Ах, да полно же, полно! Ну какой же я, право, бис?! Это она, ведьмачка, вернувшись наконец из своей, теперь уже закордонной Хохляндии, так и ахнет, так и всплеснет белыми своими крылами, так и вострубит грудными своими контральто: «От бисова душа!..» А всего-то и делов, что побитая посуда да сокрушенная кикбоксингом югославская стенка…

О-о!..

А

они все летят, летят на просцениум — лютики-цветочки, на лету становящиеся ягодками, фальшивые авизовки с помадными телефончиками, апельсины, мандаринчики, лимонки…

Трах-таратах-тах-тах!.. Ложи-ись!..

…прицельно, по стеклам, из крупнокалиберного, бля!..

Ого! а это уже шестидюймовочка!..

Алло!.. Алло!.. Штаб? Докладываю: неприятель силами всего прогрессивного человечества, при поддержке с воздуха… Есть, стоять насмерть!..

И ползком, ползком — к оконной амбразуре.

За Родину! За Ста… за Старую площадь!..

Гусь-хрусталевским хрусталем! Ломоносовским фарфором!..

Ого-о!..

«О, прикрой свои бледные ноги!»

Кажется, Брюсов.

…так точно, товарищ старшина, окружили гады!.. Слышите, слышите! они уже стучатся!
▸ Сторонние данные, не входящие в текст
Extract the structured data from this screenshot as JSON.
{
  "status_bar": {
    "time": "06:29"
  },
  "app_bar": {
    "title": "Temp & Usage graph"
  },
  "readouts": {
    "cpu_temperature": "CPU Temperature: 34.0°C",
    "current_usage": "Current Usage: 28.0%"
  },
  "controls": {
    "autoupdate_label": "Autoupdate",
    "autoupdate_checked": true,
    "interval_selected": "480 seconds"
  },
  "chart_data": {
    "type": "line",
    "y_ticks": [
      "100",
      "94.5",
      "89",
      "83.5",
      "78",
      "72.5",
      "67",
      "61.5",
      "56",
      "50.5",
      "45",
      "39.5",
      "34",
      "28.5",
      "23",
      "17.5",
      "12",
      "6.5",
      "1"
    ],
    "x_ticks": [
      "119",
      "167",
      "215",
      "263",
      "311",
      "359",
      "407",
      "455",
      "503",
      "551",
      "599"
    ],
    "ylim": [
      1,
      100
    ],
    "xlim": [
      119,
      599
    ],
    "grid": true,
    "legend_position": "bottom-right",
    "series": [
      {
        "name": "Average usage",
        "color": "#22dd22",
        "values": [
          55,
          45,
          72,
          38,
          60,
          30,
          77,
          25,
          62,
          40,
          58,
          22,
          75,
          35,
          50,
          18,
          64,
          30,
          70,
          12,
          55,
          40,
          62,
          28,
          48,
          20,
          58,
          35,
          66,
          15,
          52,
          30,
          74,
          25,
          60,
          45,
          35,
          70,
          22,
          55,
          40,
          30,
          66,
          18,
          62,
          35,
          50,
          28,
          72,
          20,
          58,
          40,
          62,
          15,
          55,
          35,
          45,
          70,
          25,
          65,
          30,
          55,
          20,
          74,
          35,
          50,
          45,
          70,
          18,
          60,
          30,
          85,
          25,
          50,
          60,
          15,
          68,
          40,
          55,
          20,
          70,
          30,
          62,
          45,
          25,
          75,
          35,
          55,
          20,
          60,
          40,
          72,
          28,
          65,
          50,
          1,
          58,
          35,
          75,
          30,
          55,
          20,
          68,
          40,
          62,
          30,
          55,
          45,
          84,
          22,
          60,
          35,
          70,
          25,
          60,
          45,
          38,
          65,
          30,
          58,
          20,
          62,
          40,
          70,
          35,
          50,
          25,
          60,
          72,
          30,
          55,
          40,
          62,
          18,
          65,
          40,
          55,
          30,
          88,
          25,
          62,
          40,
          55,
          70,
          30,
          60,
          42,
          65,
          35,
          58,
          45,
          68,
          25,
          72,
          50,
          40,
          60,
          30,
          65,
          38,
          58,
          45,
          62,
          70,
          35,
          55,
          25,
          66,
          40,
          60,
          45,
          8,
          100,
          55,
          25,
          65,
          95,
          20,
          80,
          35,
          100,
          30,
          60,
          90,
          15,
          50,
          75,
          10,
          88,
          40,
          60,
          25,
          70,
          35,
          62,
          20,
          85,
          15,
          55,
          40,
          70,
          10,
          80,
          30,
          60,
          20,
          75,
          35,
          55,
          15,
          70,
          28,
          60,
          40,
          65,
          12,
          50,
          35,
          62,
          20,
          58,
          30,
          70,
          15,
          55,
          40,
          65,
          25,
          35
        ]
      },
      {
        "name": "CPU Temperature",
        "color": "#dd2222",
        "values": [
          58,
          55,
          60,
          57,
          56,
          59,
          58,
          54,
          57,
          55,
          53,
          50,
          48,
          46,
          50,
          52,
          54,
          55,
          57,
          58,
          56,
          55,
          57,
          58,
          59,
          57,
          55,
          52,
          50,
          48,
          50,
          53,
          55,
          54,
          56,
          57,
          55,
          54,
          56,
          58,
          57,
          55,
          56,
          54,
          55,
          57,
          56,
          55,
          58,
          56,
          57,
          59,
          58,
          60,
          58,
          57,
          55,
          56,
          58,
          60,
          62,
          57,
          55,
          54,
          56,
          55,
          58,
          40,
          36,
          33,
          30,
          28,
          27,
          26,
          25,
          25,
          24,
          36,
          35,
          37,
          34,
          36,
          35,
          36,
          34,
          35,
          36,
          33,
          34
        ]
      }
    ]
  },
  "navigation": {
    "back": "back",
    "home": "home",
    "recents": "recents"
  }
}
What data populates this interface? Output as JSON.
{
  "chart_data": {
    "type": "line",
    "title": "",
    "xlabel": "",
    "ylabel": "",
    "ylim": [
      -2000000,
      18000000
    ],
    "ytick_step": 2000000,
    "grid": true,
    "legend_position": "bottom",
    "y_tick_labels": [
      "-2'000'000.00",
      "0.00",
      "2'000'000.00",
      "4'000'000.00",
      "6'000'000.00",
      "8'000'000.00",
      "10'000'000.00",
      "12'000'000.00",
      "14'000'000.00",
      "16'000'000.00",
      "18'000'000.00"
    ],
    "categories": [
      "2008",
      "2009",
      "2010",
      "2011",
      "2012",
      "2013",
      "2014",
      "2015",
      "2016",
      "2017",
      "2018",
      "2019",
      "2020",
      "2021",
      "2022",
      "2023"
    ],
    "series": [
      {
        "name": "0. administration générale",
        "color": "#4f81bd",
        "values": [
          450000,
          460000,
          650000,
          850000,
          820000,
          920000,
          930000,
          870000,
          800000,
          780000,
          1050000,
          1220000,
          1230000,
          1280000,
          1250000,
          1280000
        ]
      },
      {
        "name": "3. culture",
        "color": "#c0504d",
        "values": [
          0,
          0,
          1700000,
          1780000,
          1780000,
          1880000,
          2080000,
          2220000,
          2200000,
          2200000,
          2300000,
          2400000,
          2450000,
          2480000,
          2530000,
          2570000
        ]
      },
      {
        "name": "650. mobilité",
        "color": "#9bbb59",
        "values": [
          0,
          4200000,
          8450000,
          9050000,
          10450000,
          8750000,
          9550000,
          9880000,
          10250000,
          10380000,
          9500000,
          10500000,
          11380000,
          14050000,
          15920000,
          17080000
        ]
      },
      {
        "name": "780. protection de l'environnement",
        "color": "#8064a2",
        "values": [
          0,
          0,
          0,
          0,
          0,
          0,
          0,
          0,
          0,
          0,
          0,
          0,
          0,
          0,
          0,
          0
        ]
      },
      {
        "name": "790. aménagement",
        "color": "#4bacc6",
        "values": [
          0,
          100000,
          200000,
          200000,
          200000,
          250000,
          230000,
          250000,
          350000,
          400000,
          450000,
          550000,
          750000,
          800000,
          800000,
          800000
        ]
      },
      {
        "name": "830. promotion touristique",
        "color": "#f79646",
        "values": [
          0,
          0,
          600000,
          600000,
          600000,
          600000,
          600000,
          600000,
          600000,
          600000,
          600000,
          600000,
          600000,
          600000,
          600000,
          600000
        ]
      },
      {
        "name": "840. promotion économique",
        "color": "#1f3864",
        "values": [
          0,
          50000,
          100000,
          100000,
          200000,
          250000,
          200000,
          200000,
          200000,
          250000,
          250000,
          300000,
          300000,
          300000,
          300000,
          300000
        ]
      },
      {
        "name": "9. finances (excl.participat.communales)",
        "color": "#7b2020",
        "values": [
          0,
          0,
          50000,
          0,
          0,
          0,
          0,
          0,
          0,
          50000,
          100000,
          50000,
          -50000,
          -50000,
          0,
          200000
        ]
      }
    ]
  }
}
Как тогда, в сорок девятом, кулаками… Передайте нашим, товарищ старшина: умру, но врагу свой единственный ваучер не отдам!.. Так и передайте!.. Все, конец связи…

И вот я стою, и бутылка проявителя в руке, как последняя граната.

Как скульптура Кербеля или даже Вучетича.

Что, думаете взяли, экспроприаторы хреновы?!

Бум-бум-бум-бум!.. Тихо-тихо!.. Товарищ Ежов тоже состоял в коммунистической партии, только зачем же двери ломать?!

«Именем… тарской… туры!..»

Взболтнуть ее, падлу, и — винтом, винтом, чтобы разом, за один шоковый глоток, елки зеленые!.. Й-ех, и жисть прошла, и жить не жили!..

Уп… уп…

О-о!.. О, какая га… И закуски… и за… ку… эту несусве… эту химию вторым по… порошо-о…

На этот раз одеревенел не только язык. Одеревенело все. Руки. Ноги. Тулово. Даже чужой пальтуган на мне — и тот стал прямоугольно-фанерным. Как ящик для голосования. Как гроб. А еще точнее, как лифт могилевского производства. Причем ощущал я себя и кабиной и пассажиром в этой кабине одновременно. И это было так же естественно, как тело, в котором — душа. Там было зеркало и я в него посмотрелся. Душа на первый взгляд выглядела довольно странно. Глаза, губы и волосы у нее оказались какие-то неестественно белые. Приглядевшись, я пришел к выводу, что это как фотонегатив. Но больше всего озадачили пуговицы на пальто. Их было четыре и все с циферками. Как на панели кнопочного управления лифтом:

3

2

1

0

И хотя мозги были тоже какие-то опилочные, я догадался, что это, как впрочем и все остальное, включая бабскую зажигалочку, конечно, не случайно. Гудя реле третьей фазы, я вспомнил как целых полтора года изображал из себя механика по лифтам. В юности, разумеется. А еще я подумал, что надо бы срочно смазать направляющие. И щелкнул ригелем. И выбрал «0». «Только бы не сесть на ловители», — как-то механически подумал я. Увы, что значил этот самый «0», мне доподлинно неведомо даже сейчас, по прошествии. Не исключено, что имелась в виду пресловутая ноль-транспортировка. Или что-нибудь и того круче, типа «отключки». Но тогда это «зеро» я выбрал совершенно интуитивно. «О, Господи — и это все?!» — офонарело подумал я и, ни секунды, бля, не колеблясь, ткнул пальцем в нижнюю пуговицу.